O senhor sabe, se desprocede: a ação escorregada e aflita, mas sem sustância narrável.

Fugi. De repente, eu vi que não podia mais, me governou um desgosto. Não sei se era porque eu reprovava aquilo: de se ir, com tanta maioria e largueza, matando e prendendo gente, na constante brutalidade. Debelei que descuidassem de mim, restei escondido retardado. Vim-me. Isso que, pelo ajustado, eu não carecia de fazer assim. Podia chegar perto de Zé Bebelo, desdizer: – “Desanimei, declaro de retornar para o Curralim...” Não podia? Mas, na hora mesma em que eu a decisão tomei, logo me deu um enfaro de Zé Bebelo, em trosgas, a conversação. Nem eu não estava para ter confiança nenhuma em ninguém. A bem: me fugi, e mais não pensei exato. Só isso. O senhor sabe, se desprocede: a ação escorregada e aflita, mas sem sustância narrável (1994, p.185). 

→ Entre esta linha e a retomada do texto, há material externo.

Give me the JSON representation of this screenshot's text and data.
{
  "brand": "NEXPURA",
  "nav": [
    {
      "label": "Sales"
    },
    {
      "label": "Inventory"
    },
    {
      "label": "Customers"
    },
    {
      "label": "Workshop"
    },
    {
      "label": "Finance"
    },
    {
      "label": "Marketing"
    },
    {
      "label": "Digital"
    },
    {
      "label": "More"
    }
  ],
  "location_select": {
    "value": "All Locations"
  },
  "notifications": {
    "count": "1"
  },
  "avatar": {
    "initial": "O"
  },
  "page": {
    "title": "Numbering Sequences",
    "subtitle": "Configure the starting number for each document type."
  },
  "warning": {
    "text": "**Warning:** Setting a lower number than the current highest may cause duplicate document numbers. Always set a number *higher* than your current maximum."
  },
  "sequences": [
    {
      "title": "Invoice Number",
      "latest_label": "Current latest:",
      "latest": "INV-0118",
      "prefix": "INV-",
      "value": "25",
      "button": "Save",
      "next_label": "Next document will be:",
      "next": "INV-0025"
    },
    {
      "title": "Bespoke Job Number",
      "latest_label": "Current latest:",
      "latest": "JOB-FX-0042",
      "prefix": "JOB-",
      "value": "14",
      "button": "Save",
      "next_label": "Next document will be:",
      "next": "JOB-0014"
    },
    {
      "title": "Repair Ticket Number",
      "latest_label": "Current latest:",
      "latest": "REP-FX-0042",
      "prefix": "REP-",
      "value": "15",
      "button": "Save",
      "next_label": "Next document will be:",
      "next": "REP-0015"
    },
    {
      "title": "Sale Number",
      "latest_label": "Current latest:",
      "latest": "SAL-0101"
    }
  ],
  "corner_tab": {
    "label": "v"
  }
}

“Eu sou seu igual. Dê respeito!”

Tinha sido aquilo: Joca Ramiro chegando, real, em seu alto cavalo branco, e defrontando Zé Bebelo a pé, rasgado e sujo, sem chapéu nenhum, com as mãos amarradas atrás, e seguro por dois homens. Mas, mesmo assim, Zé Bebelo empinou o queixo, inteirou de olhar aquele, cima a baixo. Daí disse: “Dê respeito, chefe. O senhor está diante de mim, o grande cavaleiro, mas eu sou seu igual. Dê respeito!” (1994, p.355).


“... É, é o mundo à revelia!...”

“... É, é o mundo à revelia!...” – isso foi o fecho do que Zé Bebelo falou. E todos que ouviram deram risadas. Assim isso. Toleimas todas? Não por não. Também o que eu não entendia possível era Zé Bebelo preso. Ele não era criatura que se prende, pessoa coisa de se haver às mãos. Azougue vapor... (1994, p.355).

  
“Toda hora eu estou em julgamento.”

– “Toda hora eu estou em julgamento.”(...) Assim Zé Bebelo respondeu. Aquilo fazia sentido? Mas ele não estava lorpa nem desfeliz, bom para a forca. Que até capivara se senta é para pensar – não é para se entristecer. E rodou aprumada a cara, vistoriando as caras de tantos homens. Ar que inchou o peito e o queixo levantou, valendo se valendo. Criatura assim sente tudo adivinhado, de relâmpago, na ponta dos olhos da gente. Eu tinha confiança nele (1994, p.362).


“Da terra é é a minhoca – que galinha come e cata: esgaravata!”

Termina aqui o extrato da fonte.